Assumptions and Limitations

The relative risk for IHD is calculated based on studies which use a variety of outcomes (AMI only, major adverse cardiovascular events, composite IHD outcome); most of these outcomes map imperfectly to the GBD case definition for IHD.

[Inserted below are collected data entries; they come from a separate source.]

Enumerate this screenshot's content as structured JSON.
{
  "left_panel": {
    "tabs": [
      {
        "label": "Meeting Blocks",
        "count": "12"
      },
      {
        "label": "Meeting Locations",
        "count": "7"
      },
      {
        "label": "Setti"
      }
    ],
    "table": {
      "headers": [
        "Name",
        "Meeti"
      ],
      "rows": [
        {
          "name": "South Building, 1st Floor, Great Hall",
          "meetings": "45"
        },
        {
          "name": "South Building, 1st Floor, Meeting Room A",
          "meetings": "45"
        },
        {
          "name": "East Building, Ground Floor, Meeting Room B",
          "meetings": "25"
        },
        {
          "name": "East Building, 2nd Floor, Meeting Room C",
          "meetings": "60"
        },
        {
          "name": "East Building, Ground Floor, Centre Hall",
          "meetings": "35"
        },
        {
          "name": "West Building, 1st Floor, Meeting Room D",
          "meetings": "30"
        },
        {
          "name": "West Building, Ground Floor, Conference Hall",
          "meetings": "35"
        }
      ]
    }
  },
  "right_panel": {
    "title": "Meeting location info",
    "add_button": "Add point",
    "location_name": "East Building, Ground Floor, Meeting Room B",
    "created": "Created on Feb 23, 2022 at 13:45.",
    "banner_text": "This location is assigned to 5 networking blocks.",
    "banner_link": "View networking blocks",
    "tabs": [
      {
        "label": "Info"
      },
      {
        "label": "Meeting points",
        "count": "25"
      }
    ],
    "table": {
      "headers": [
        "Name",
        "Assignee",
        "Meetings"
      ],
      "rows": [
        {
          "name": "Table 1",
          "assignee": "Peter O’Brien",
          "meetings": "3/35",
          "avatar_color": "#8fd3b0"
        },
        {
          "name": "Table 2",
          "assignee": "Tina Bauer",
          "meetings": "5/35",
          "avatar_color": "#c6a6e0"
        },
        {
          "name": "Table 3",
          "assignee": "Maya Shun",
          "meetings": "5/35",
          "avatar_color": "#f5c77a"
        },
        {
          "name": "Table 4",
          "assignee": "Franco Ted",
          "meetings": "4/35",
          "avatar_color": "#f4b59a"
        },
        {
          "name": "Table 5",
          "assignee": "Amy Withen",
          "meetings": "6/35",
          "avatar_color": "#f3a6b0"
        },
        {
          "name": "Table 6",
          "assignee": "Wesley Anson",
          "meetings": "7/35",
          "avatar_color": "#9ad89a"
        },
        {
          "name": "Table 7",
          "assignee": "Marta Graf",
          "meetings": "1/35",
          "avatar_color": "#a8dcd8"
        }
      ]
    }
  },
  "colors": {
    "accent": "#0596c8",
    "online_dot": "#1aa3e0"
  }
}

As noted in the Population Attributable Fraction section of the Modeling Risk Factors document, using a relative risk adjusted for confounding to compute a population attributable fraction at the population level will introduce bias.

References

heart-sbp

Understanding Blood Pressure Readings. American Heart Association, www.heart.org. Retrieved 17 Sept 2021. https://www.heart.org/en/health-topics/high-blood-pressure/understanding-blood-pressure-readings

bakris-sbp

Bakris, G., Ali, W., & Parati, G. (2019). ACC/AHA versus ESC/ESH on hypertension guidelines: JACC guideline comparison. Journal of the American College of Cardiology, 73(23), 3018-3026. https://www.jacc.org/doi/full/10.1016/j.jacc.2019.03.507

whelton

Whelton, P. K., Carey, R. M., Aronow, W. S., Casey, D. E., Collins, K. J., Dennison Himmelfarb, C., … & Wright, J. T. (2018). 2017 ACC/AHA/AAPA/ABC/ACPM/AGS/APhA/ASH/ASPC/NMA/PCNA guideline for the prevention, detection, evaluation, and management of high blood pressure in adults: a report of the American College of Cardiology/American Heart Association Task Force on Clinical Practice Guidelines. Journal of the American College of Cardiology, 71(19), e127-e248. https://doi.org/10.1161/HYP.0000000000000065

fuchs

Fuchs, F. D., & Whelton, P. K. (2020). High blood pressure and cardiovascular disease. Hypertension, 75(2), 285-292. https://doi.org/10.1161/HYPERTENSIONAHA.119.14240

ettehad

Ettehad, D., Emdin, C. A., Kiran, A., Anderson, S. G., Callender, T., Emberson, J., … & Rahimi, K. (2016). Blood pressure lowering for prevention of cardiovascular disease and death: a systematic review and meta-analysis. The Lancet, 387(10022), 957-967. https://doi.org/10.1016/S0140-6736(15)01225-8

APCS(1,2)

Collaboration APCS, others. Blood pressure and cardiovascular disease in the Asia Pacific region. J Hypertens 2003; 21: 707–16.

prospective

Prospective Studies Collaboration. Age-specific relevance of usual blood pressure to vascular mortality: a meta-analysis of individual data for one million adults in 61 prospective studies. The Lancet 2002; 360: 1903–13.

rapsomaniki

Rapsomaniki E, Timmis A, George J, et al. Blood pressure and incidence of twelve cardiovascular diseases: lifetime risks, healthy life-years lost, and age-specific associations in 1·25 million people. Lancet Lond Engl 2014; 383: 1899–911.

singh-sbp

Singh GM, Danaei G, Farzadfar F, et al. The age-specific quantitative effects of metabolic risk factors on cardiovascular diseases and diabetes: a pooled analysis. PloS One 2013; 8: e65174.